19 May 2007
Oh what a joy good friends can be! What better pleasure than Sara, who has a habit of asking if I would bake something for her, or Alex, who’s likely to stop by with an armload of basil and tomatoes and then put them to use. But the good thing about friends is also their ability to surprise you, to reveal a new dimension just when we thought we knew them. Take, for example, a family friend who came for dinner, and brought as a favor a jar of his very own honey. You keep bees, we exclaimed in surprise, and he proceeded to tell us all about his hives at their house in Vermont.
Naturally, we talked about the epidemic of disappearing bees, and I learned all about Russian queens. And the best part? In order to extract the honey, he takes the big hunk of comb and puts it in a machine which spins it, sort of like a washing machine, so all the honey is centripitally pulled out and then strained. How cool is that?
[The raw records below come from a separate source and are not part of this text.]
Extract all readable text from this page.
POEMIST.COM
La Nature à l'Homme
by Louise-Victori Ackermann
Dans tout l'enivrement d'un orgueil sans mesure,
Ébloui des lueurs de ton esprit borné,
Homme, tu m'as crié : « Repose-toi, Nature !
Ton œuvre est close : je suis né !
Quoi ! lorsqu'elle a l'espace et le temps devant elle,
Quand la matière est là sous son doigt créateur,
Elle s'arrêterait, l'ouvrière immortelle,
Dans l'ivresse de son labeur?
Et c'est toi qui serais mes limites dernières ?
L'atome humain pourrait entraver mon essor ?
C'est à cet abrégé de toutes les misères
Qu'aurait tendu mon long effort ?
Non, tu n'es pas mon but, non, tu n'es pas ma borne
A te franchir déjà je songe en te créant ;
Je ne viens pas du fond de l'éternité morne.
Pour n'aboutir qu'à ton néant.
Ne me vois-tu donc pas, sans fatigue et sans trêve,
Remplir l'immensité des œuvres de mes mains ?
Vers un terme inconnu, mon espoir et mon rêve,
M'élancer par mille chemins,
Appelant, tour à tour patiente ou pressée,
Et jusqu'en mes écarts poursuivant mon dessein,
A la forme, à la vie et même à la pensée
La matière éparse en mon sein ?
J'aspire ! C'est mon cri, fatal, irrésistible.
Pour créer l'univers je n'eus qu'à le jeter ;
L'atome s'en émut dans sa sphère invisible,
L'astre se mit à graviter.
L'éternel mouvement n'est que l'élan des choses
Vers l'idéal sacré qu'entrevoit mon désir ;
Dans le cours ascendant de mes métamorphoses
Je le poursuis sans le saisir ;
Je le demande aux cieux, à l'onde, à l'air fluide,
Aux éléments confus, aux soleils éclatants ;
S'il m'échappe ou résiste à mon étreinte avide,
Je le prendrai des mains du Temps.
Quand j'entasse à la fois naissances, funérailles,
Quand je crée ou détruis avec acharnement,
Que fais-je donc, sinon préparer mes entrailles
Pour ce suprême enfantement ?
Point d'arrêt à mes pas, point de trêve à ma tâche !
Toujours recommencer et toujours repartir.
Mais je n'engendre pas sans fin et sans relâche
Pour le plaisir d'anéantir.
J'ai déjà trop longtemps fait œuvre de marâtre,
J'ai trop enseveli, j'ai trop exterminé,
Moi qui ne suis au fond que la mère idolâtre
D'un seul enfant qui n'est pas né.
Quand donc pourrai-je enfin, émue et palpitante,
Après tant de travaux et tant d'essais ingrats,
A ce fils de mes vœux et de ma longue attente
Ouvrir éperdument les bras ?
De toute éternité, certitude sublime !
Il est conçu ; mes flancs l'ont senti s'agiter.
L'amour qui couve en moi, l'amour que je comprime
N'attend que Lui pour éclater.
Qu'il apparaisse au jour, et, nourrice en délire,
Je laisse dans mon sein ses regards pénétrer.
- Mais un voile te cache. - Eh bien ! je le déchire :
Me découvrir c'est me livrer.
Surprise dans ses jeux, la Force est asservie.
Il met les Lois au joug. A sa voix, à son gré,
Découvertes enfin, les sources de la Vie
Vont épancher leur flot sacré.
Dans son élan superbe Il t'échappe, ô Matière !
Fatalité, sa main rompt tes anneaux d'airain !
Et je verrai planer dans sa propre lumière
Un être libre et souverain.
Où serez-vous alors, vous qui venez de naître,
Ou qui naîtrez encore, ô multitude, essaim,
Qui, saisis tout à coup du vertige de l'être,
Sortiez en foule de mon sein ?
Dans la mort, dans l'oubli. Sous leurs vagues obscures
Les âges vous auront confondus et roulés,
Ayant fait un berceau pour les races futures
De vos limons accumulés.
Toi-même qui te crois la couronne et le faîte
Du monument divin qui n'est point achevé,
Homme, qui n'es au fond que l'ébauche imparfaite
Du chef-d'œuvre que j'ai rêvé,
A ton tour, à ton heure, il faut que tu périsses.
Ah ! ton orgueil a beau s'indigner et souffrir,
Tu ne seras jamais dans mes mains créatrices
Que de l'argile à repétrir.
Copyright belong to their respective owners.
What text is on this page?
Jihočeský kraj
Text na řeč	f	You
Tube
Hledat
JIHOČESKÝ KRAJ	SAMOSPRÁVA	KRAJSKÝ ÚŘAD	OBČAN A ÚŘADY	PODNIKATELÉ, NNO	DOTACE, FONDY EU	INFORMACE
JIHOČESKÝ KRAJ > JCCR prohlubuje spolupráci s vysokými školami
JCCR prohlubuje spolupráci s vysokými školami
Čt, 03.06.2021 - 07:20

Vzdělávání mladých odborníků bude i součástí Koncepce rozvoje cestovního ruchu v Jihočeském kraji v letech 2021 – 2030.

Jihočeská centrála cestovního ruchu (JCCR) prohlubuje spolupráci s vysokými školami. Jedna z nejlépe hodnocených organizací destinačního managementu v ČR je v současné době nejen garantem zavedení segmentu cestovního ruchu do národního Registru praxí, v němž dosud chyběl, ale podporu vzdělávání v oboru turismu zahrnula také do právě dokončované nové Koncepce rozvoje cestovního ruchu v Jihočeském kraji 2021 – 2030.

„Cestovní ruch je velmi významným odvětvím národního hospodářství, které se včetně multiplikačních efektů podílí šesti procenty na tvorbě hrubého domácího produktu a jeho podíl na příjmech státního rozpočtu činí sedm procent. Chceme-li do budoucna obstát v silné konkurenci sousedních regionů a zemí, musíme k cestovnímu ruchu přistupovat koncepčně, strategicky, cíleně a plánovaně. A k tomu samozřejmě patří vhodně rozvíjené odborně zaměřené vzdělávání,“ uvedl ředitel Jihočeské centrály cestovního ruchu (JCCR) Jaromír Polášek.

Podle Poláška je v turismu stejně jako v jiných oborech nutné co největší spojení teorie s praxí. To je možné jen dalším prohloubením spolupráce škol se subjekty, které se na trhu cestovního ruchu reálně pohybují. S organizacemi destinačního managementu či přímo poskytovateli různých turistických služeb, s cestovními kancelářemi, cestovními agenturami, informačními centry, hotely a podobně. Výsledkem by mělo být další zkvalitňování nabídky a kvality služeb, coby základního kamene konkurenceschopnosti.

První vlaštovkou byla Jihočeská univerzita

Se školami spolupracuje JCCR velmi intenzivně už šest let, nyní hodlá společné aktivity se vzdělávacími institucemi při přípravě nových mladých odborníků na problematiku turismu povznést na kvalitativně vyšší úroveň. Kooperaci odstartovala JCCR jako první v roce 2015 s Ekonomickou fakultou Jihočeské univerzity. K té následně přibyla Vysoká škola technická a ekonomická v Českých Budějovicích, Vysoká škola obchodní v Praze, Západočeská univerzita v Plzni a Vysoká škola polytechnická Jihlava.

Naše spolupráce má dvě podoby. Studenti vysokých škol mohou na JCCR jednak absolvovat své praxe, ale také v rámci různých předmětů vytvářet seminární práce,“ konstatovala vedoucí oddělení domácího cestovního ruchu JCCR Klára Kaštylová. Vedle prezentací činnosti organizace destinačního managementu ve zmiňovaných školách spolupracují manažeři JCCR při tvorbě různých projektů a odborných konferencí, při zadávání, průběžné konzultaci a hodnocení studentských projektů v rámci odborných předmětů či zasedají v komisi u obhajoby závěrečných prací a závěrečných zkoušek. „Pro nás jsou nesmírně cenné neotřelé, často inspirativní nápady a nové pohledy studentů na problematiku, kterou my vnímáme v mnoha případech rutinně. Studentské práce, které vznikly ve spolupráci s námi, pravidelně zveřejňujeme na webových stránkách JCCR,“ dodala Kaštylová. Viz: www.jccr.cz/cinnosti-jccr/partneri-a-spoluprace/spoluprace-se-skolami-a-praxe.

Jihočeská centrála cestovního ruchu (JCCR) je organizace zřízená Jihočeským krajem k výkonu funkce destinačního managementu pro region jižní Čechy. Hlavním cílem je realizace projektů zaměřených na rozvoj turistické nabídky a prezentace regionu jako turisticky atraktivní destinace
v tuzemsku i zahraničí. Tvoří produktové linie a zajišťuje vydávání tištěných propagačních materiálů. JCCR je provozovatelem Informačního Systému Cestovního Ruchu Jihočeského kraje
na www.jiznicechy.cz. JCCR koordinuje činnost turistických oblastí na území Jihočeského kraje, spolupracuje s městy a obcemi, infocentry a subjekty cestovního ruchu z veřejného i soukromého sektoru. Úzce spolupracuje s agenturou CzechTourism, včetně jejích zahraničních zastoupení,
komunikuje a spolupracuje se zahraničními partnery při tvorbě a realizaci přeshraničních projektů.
I remembered some fresh honey I had purchased in the souq in Aleppo just before returning to the U.S. The hunk of deep-amber honeycomb had been lingering in my fridge for nearly six months: "Surely I should throw it away," I asked as I sheepishly pulled it out. In fact, he assured us the honey was fine (honey doesn't need refrigeration and never spoils), and he enthusiastically opened up it's sticky bag to taste it. It was deemed delicious, and I gave to him to take home, not quite a fair trade, but a gesture nonethless. The next day, I received this as part of an email:
"I heated the hunk of honey and strained it through cheesecloth but, unfortunately, a good deal of wax melted and contaminated the honey... I'm pretty sure that there were bee abdomens in the darkest part of the comb or they were unhatched brood. Not sure, but I found it interesting."
Faced with a jar of honey from such a precious source, surely I had to put it to use. And with my recent ice cream success, I had my eye on some more recipes. However, while my first batch was good straight out of the machine, it froze too hard and got a bit icy on the second day. I turned to a custard-based recipe, and with a couple tweaks, came up with an ice cream that's truly delicious and worth the effort. The sweetness of the cream and honey is balanced by a touch of yogurt and the scent of cardamom. Cardamom works remarkably well in sweet applications, so I recommend you give it a try, though you could also substitute vanilla. I had read many recipes that specified the type of honey to be used; I don't know what my friend's bees were feeding on, but since he is a poet, I thought poet's honey was a fitting name.
To make a prarie it takes a clover and one bee,
One clover, and a bee, and revery.
The revery alone will do, if bees are few.
Poet’s Honey Ice Cream
This is a delicious, dare I say luxurious, ice cream. The sweetness of cream and honey play off the tang of yogurt and the scent of cardamom for a complex, rich, and smooth experience.
2 cups cream
1 cup milk
1/3 to 1/2 cup sugar
2/3 cup honey, preferably strongly flavored like heather or wildflower honey
4 cardamom pods, smashed, or 1 tsp cardamom
4 egg yolks
1/3 cup Greek-style yogurt
1. Place the cream, milk, 1/3 cup sugar, honey, and cardamom in a saucepan. Bring the mixture to a simmer, stirring to dissolve the sugar.
2. Beat the egg yolks together in a small bowl. Add a small amount of the warm milk to the egg yolks, stirring to mix, then pour the eggs into the saucepan. Cook the mixture over low heat, stirring constantly, until it thickens enough to coat the back of a spoon (be careful not to curdle it).
3. Set aside the mixture to cool completely, then strain the mixture and discard the cardamom pods. Stir in the yogurt and taste for sweetness, depending on your honey and the tartness of the yogurt, you may want more sugar. Refrigerate until completely cold, at least 6 hours or overnight.
4. Churn in your ice cream maker, then pack into containers and freeze, let soften slightly before scooping.